Behind her the door to the apartment flew open, bouncing off the wall

"Nick..."

"Get out!"

She turned and ran, pausing only long enough to grab her holdall before she was at the door. At the threshold she turned, looking back into the room. He knelt in the middle of the floor, his head in his hands, shoulders shaking. She stopped, started to go back in.

He looked up, saw her, his face anguished, lost.

What the hell had she done?

Then something was propelling her along the corridor. One second she stood at the threshold, on the verge of going back, on the verge of reaching for him, the next she was stumbling along the plush carpet towards the lift.
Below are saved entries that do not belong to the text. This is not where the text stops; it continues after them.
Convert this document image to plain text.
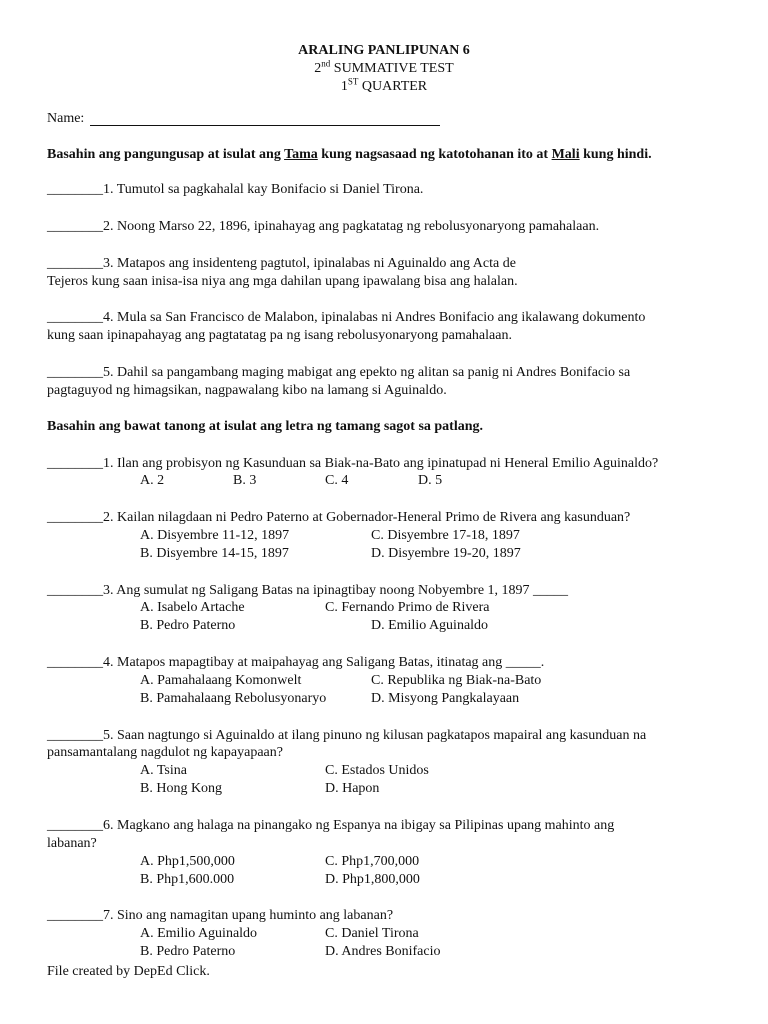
ARALING PANLIPUNAN 6
2nd SUMMATIVE TEST
1ST QUARTER
Name:
Basahin ang pangungusap at isulat ang Tama kung nagsasaad ng katotohanan ito at Mali kung hindi.
________1. Tumutol sa pagkahalal kay Bonifacio si Daniel Tirona.
________2. Noong Marso 22, 1896, ipinahayag ang pagkatatag ng rebolusyonaryong pamahalaan.
________3. Matapos ang insidenteng pagtutol, ipinalabas ni Aguinaldo ang Acta de
Tejeros kung saan inisa-isa niya ang mga dahilan upang ipawalang bisa ang halalan.
________4. Mula sa San Francisco de Malabon, ipinalabas ni Andres Bonifacio ang ikalawang dokumento
kung saan ipinapahayag ang pagtatatag pa ng isang rebolusyonaryong pamahalaan.
________5. Dahil sa pangambang maging mabigat ang epekto ng alitan sa panig ni Andres Bonifacio sa
pagtaguyod ng himagsikan, nagpawalang kibo na lamang si Aguinaldo.
Basahin ang bawat tanong at isulat ang letra ng tamang sagot sa patlang.
________1. Ilan ang probisyon ng Kasunduan sa Biak-na-Bato ang ipinatupad ni Heneral Emilio Aguinaldo?
A. 2	B. 3	C. 4	D. 5
________2. Kailan nilagdaan ni Pedro Paterno at Gobernador-Heneral Primo de Rivera ang kasunduan?
A. Disyembre 11-12, 1897	C. Disyembre 17-18, 1897
B. Disyembre 14-15, 1897	D. Disyembre 19-20, 1897
________3. Ang sumulat ng Saligang Batas na ipinagtibay noong Nobyembre 1, 1897 _____
A. Isabelo Artache	C. Fernando Primo de Rivera
B. Pedro Paterno	D. Emilio Aguinaldo
________4. Matapos mapagtibay at maipahayag ang Saligang Batas, itinatag ang _____.
A. Pamahalaang Komonwelt	C. Republika ng Biak-na-Bato
B. Pamahalaang Rebolusyonaryo	D. Misyong Pangkalayaan
________5. Saan nagtungo si Aguinaldo at ilang pinuno ng kilusan pagkatapos mapairal ang kasunduan na
pansamantalang nagdulot ng kapayapaan?
A. Tsina	C. Estados Unidos
B. Hong Kong	D. Hapon
________6. Magkano ang halaga na pinangako ng Espanya na ibigay sa Pilipinas upang mahinto ang
labanan?
A. Php1,500,000	C. Php1,700,000
B. Php1,600.000	D. Php1,800,000
________7. Sino ang namagitan upang huminto ang labanan?
A. Emilio Aguinaldo	C. Daniel Tirona
B. Pedro Paterno	D. Andres Bonifacio
File created by DepEd Click.
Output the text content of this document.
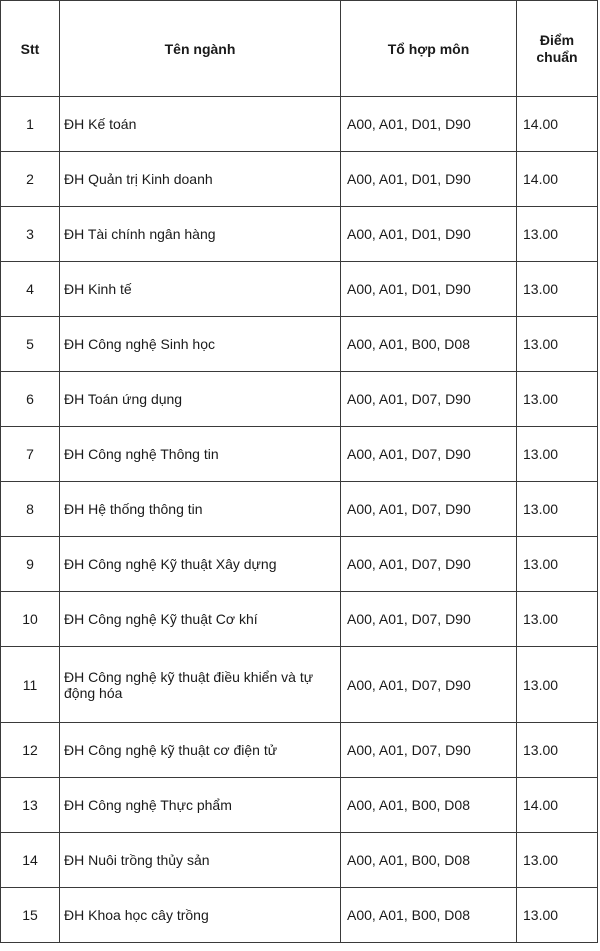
Stt	Tên ngành	Tổ hợp môn	Điểm
chuẩn
1	ĐH Kế toán	A00, A01, D01, D90	14.00
2	ĐH Quản trị Kinh doanh	A00, A01, D01, D90	14.00
3	ĐH Tài chính ngân hàng	A00, A01, D01, D90	13.00
4	ĐH Kinh tế	A00, A01, D01, D90	13.00
5	ĐH Công nghệ Sinh học	A00, A01, B00, D08	13.00
6	ĐH Toán ứng dụng	A00, A01, D07, D90	13.00
7	ĐH Công nghệ Thông tin	A00, A01, D07, D90	13.00
8	ĐH Hệ thống thông tin	A00, A01, D07, D90	13.00
9	ĐH Công nghệ Kỹ thuật Xây dựng	A00, A01, D07, D90	13.00
10	ĐH Công nghệ Kỹ thuật Cơ khí	A00, A01, D07, D90	13.00
11	ĐH Công nghệ kỹ thuật điều khiển và tự động hóa	A00, A01, D07, D90	13.00
12	ĐH Công nghệ kỹ thuật cơ điện tử	A00, A01, D07, D90	13.00
13	ĐH Công nghệ Thực phẩm	A00, A01, B00, D08	14.00
14	ĐH Nuôi trồng thủy sản	A00, A01, B00, D08	13.00
15	ĐH Khoa học cây trồng	A00, A01, B00, D08	13.00
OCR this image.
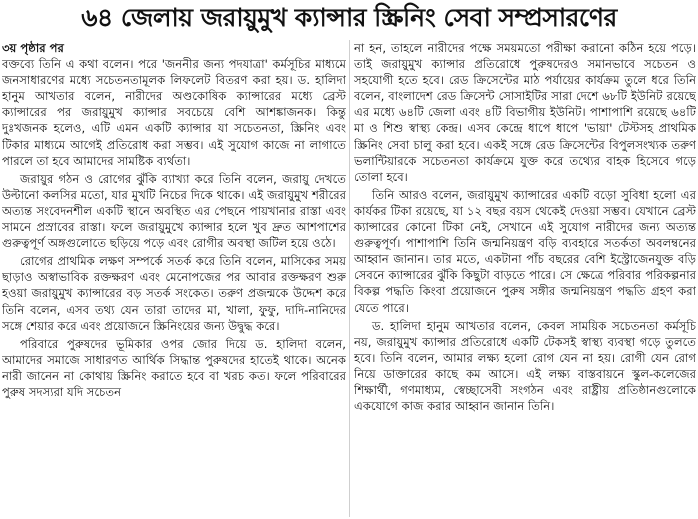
৬৪ জেলায় জরায়ুমুখ ক্যান্সার স্ক্রিনিং সেবা সম্প্রসারণের

৩য় পৃষ্ঠার পর

বক্তব্যে তিনি এ কথা বলেন। পরে 'জননীর জন্য পদযাত্রা' কর্মসূচির মাধ্যমে জনসাধারণের মধ্যে সচেতনতামূলক লিফলেট বিতরণ করা হয়। ড. হালিদা হানুম আখতার বলেন, নারীদের অণ্ডকোষিক ক্যান্সারের মধ্যে ব্রেস্ট ক্যান্সারের পর জরায়ুমুখ ক্যান্সার সবচেয়ে বেশি আশঙ্কাজনক। কিন্তু দুঃখজনক হলেও, এটি এমন একটি ক্যান্সার যা সচেতনতা, স্ক্রিনিং এবং টিকার মাধ্যমে আগেই প্রতিরোধ করা সম্ভব। এই সুযোগ কাজে না লাগাতে পারলে তা হবে আমাদের সামষ্টিক ব্যর্থতা।

জরায়ুর গঠন ও রোগের ঝুঁকি ব্যাখ্যা করে তিনি বলেন, জরায়ু দেখতে উল্টানো কলসির মতো, যার মুখটি নিচের দিকে থাকে। এই জরায়ুমুখ শরীরের অত্যন্ত সংবেদনশীল একটি স্থানে অবস্থিত এর পেছনে পায়খানার রাস্তা এবং সামনে প্রস্রাবের রাস্তা। ফলে জরায়ুমুখে ক্যান্সার হলে খুব দ্রুত আশপাশের গুরুত্বপূর্ণ অঙ্গগুলোতে ছড়িয়ে পড়ে এবং রোগীর অবস্থা জটিল হয়ে ওঠে।

রোগের প্রাথমিক লক্ষণ সম্পর্কে সতর্ক করে তিনি বলেন, মাসিকের সময় ছাড়াও অস্বাভাবিক রক্তক্ষরণ এবং মেনোপজের পর আবার রক্তক্ষরণ শুরু হওয়া জরায়ুমুখ ক্যান্সারের বড় সতর্ক সংকেত। তরুণ প্রজন্মকে উদ্দেশ করে তিনি বলেন, এসব তথ্য যেন তারা তাদের মা, খালা, ফুফু, দাদি-নানিদের সঙ্গে শেয়ার করে এবং প্রয়োজনে স্ক্রিনিংয়ের জন্য উদ্বুদ্ধ করে।

পরিবারে পুরুষদের ভূমিকার ওপর জোর দিয়ে ড. হালিদা বলেন, আমাদের সমাজে সাধারণত আর্থিক সিদ্ধান্ত পুরুষদের হাতেই থাকে। অনেক নারী জানেন না কোথায় স্ক্রিনিং করাতে হবে বা খরচ কত। ফলে পরিবারের পুরুষ সদস্যরা যদি সচেতন

না হন, তাহলে নারীদের পক্ষে সময়মতো পরীক্ষা করানো কঠিন হয়ে পড়ে। তাই জরায়ুমুখ ক্যান্সার প্রতিরোধে পুরুষদেরও সমানভাবে সচেতন ও সহযোগী হতে হবে। রেড ক্রিসেন্টের মাঠ পর্যায়ের কার্যক্রম তুলে ধরে তিনি বলেন, বাংলাদেশ রেড ক্রিসেন্ট সোসাইটির সারা দেশে ৬৮টি ইউনিট রয়েছে এর মধ্যে ৬৪টি জেলা এবং ৪টি বিভাগীয় ইউনিট। পাশাপাশি রয়েছে ৬৪টি মা ও শিশু স্বাস্থ্য কেন্দ্র। এসব কেন্দ্রে ধাপে ধাপে 'ভায়া' টেস্টসহ প্রাথমিক স্ক্রিনিং সেবা চালু করা হবে। একই সঙ্গে রেড ক্রিসেন্টের বিপুলসংখ্যক তরুণ ভলান্টিয়ারকে সচেতনতা কার্যক্রমে যুক্ত করে তথ্যের বাহক হিসেবে গড়ে তোলা হবে।

তিনি আরও বলেন, জরায়ুমুখ ক্যান্সারের একটি বড়ো সুবিধা হলো এর কার্যকর টিকা রয়েছে, যা ১২ বছর বয়স থেকেই দেওয়া সম্ভব। যেখানে ব্রেস্ট ক্যান্সারের কোনো টিকা নেই, সেখানে এই সুযোগ নারীদের জন্য অত্যন্ত গুরুত্বপূর্ণ। পাশাপাশি তিনি জন্মনিয়ন্ত্রণ বড়ি ব্যবহারে সতর্কতা অবলম্বনের আহ্বান জানান। তার মতে, একটানা পাঁচ বছরের বেশি ইস্ট্রোজেনযুক্ত বড়ি সেবনে ক্যান্সারের ঝুঁকি কিছুটা বাড়তে পারে। সে ক্ষেত্রে পরিবার পরিকল্পনার বিকল্প পদ্ধতি কিংবা প্রয়োজনে পুরুষ সঙ্গীর জন্মনিয়ন্ত্রণ পদ্ধতি গ্রহণ করা যেতে পারে।

ড. হালিদা হানুম আখতার বলেন, কেবল সাময়িক সচেতনতা কর্মসূচি নয়, জরায়ুমুখ ক্যান্সার প্রতিরোধে একটি টেকসই স্বাস্থ্য ব্যবস্থা গড়ে তুলতে হবে। তিনি বলেন, আমার লক্ষ্য হলো রোগ যেন না হয়। রোগী যেন রোগ নিয়ে ডাক্তারের কাছে কম আসে। এই লক্ষ্য বাস্তবায়নে স্কুল-কলেজের শিক্ষার্থী, গণমাধ্যম, স্বেচ্ছাসেবী সংগঠন এবং রাষ্ট্রীয় প্রতিষ্ঠানগুলোকে একযোগে কাজ করার আহ্বান জানান তিনি।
The force was inexorable, unstoppable but not ungentle, not violent - she felt no urge to hurt her, knew that had he wanted to, he could have.

It was little enough, but she clung to it desperately.

The door slammed behind her.

The sound had a horrible finality to it.

******

For a long while Anna stood at the door unnoticed, listening. She'd been in there for hours, playing with a manic energy - each piece more melancholy than the last, every note wrung with pain, wailing with loss. Dorien was one of the college's star students, the flute her chosen instrument. The effect was shocking. Even Anna, down to earth, practical Anna, felt like crying as she listened, felt her heart aching in sympathetic loss.

Finally Dorien stopped, her chest heaving, her cheeks marked with tears, her eyes dark with loss.

"What the hell has he done to you?" Anna said, shutting the door behind her.

She wasn't crying any longer, didn't think she had any tears left to cry. Crying had given way to a kind of numbness, a despairing realisation that she'd done something terrible.

"Dorien?" Anna touched her shoulder.

"It's over, Anna," she said.

"Well I didn't think you were torturing yourself like this because he'd proposed..."

Despite herself Dorian chuckled. Anna felt relief rush through her.

"Right, I'll get you a coffee," she said. "Then you can tell me what happened."